Publié dans Nature Medicine, l’étude randomisée, contrôlée par placebo1 a constaté qu’un médicament à base de THC sur ordonnance réduisait de façon significative à la fois la fréquence et l’intensité des cauchemars liés au TSPT sur une période de 10 semaines. Cependant, l’étude soulève également d’importantes questions concernant la sécurité, l’efficacité à long terme et la pertinence des résultats pour les produits à base de cannabis au‑delà du médicament testé. Explorons la recherche et ce qu’elle pourrait signifier pour les patients atteints de TSPT.

Pourquoi les cauchemars du TSPT sont-ils si graves

Le TSPT est plus qu’un simple souvenir d’un événement effrayant. Le trouble peut affecter la façon dont le cerveau réagit aux rappels du traumatisme, contribuant à des souvenirs intrusifs, à une réponse accrue à la menace, à l’évitement et aux troubles du sommeil. Les cauchemars sont particulièrement perturbateurs car ils peuvent faire revivre le traumatisme pendant le sommeil. Chez certaines personnes, les mêmes thèmes traumatiques ou des thèmes similaires reviennent de façon répétée, les réveillant en détresse ou effrayées. Les cauchemars persistants peuvent entraîner une privation de sommeil et une diminution de la qualité de vie, rendant une condition déjà difficile encore plus difficile à gérer.

Les chercheurs de l’étude de 2026 décrivent les cauchemars comme une caractéristique du TSPT et soulignent que les options pharmacologiques ciblant spécifiquement les cauchemars liés au traumatisme restent limitées. Des recherches antérieures ont étudié des médicaments tels que la prazosine ainsi que des traitements à base de cannabinoïdes, mais les résultats ont été incohérents, créant un besoin de recherches supplémentaires. C’est ce qui rend ce nouvel essai particulièrement intéressant.
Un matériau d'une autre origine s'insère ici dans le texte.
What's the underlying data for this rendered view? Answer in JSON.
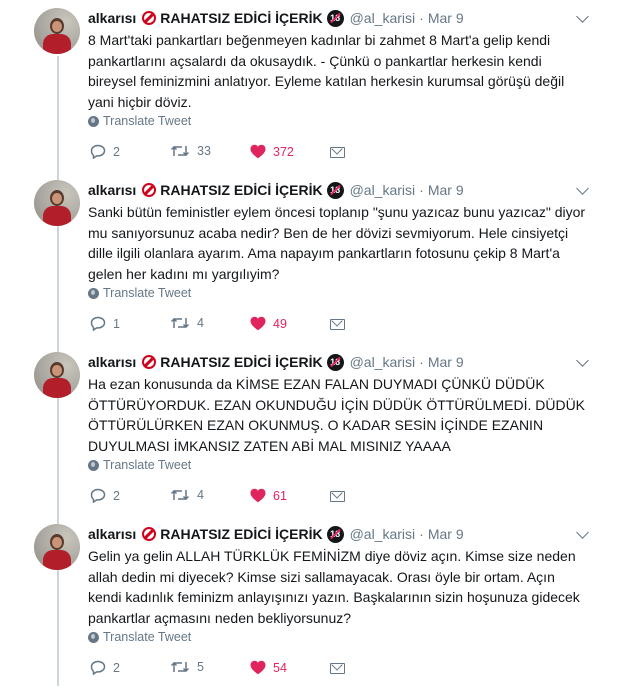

Comment le THC peut affecter les cauchemars du TSPT

Le THC, ou delta‑9‑tétrahydrocannabinol, est le principal cannabinoïde psychoactif du cannabis. Il interagit avec le système endocannabinoïde du corps, qui participe à plusieurs processus pertinents pour le TSPT, notamment les réponses au stress, la régulation émotionnelle et le sommeil. Les chercheurs étudient le système endocannabinoïde comme cible potentielle du TSPT depuis des années. Des études cliniques antérieures impliquant des cannabinoïdes ont fourni des preuves préliminaires que les traitements à base de cannabinoïdes pourraient réduire les cauchemars ou d’autres symptômes du TSPT.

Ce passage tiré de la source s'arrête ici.